1. ## Completing the square to convert to vertex form

I understand the operations involved in the process, but what I do not understand is this statement:

"In the vertex form of the quadratic, the fact that (h, k) is the vertex makes sense if you think about it for a minute, and it's because the quantity "xh" is squared, so its value is always zero or greater; being squared, it can never be negative."

I found this on the purplemath website.

2. ## Re: Completing the square to convert to vertex form

Also, in the example they provide, the first-degree x term disappears at and they don't give any explanation for this. Here is the link

Completing the Square: Finding the Vertex

3. ## Re: Completing the square to convert to vertex form

Can you be more clear what you don't understand?
I guess you understand $\displaystyle (x-h)^2>0$ this statement is always true.
And I don't see where the first-degree x term disappears, may be can you give the example?

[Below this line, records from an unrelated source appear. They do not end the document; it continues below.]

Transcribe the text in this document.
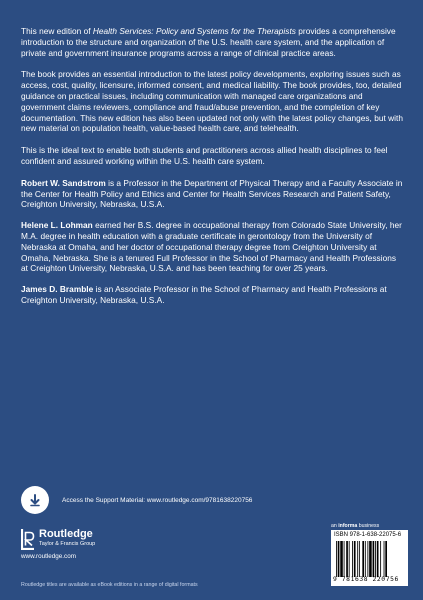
This new edition of Health Services: Policy and Systems for the Therapists provides a comprehensive introduction to the structure and organization of the U.S. health care system, and the application of private and government insurance programs across a range of clinical practice areas.

The book provides an essential introduction to the latest policy developments, exploring issues such as access, cost, quality, licensure, informed consent, and medical liability. The book provides, too, detailed guidance on practical issues, including communication with managed care organizations and government claims reviewers, compliance and fraud/abuse prevention, and the completion of key documentation. This new edition has also been updated not only with the latest policy changes, but with new material on population health, value-based health care, and telehealth.

This is the ideal text to enable both students and practitioners across allied health disciplines to feel confident and assured working within the U.S. health care system.

Robert W. Sandstrom is a Professor in the Department of Physical Therapy and a Faculty Associate in the Center for Health Policy and Ethics and Center for Health Services Research and Patient Safety, Creighton University, Nebraska, U.S.A.

Helene L. Lohman earned her B.S. degree in occupational therapy from Colorado State University, her M.A. degree in health education with a graduate certificate in gerontology from the University of Nebraska at Omaha, and her doctor of occupational therapy degree from Creighton University at Omaha, Nebraska. She is a tenured Full Professor in the School of Pharmacy and Health Professions at Creighton University, Nebraska, U.S.A. and has been teaching for over 25 years.

James D. Bramble is an Associate Professor in the School of Pharmacy and Health Professions at Creighton University, Nebraska, U.S.A.

Access the Support Material: www.routledge.com/9781638220756
Routledge
Taylor & Francis Group
www.routledge.com
Routledge titles are available as eBook editions in a range of digital formats
an informa business
ISBN 978-1-638-22075-6
9 781638 220756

4. ## Re: Completing the square to convert to vertex form

Now that I look back at the example from the purplemath page I see it more clearly, I understand it now.Yes, I understand that (x-k)^2 > 0, but how come it having to be zero or positive makes it obvious that it is the vertex?

5. ## Re: Completing the square to convert to vertex form

Just to stick my oar in- strictly speaking, $\displaystyle (x- h)^2> 0$ is NOT true. What is true is that $\displaystyle (x- h)^2\ge 0$. Of course, x= 0 gives the vertex itself. For all other x x- h is not 0, and then $\displaystyle (x- h)^2> 0$ so that x= 0 gives the lowest point of the parabola.

6. ## Re: Completing the square to convert to vertex form

I understand the first portion of what you are saying, but could you clarify this part "For all other x x- h is not 0, and then (x- h)^2> 0 so that x= 0 gives the lowest point of the parabola."

Thank you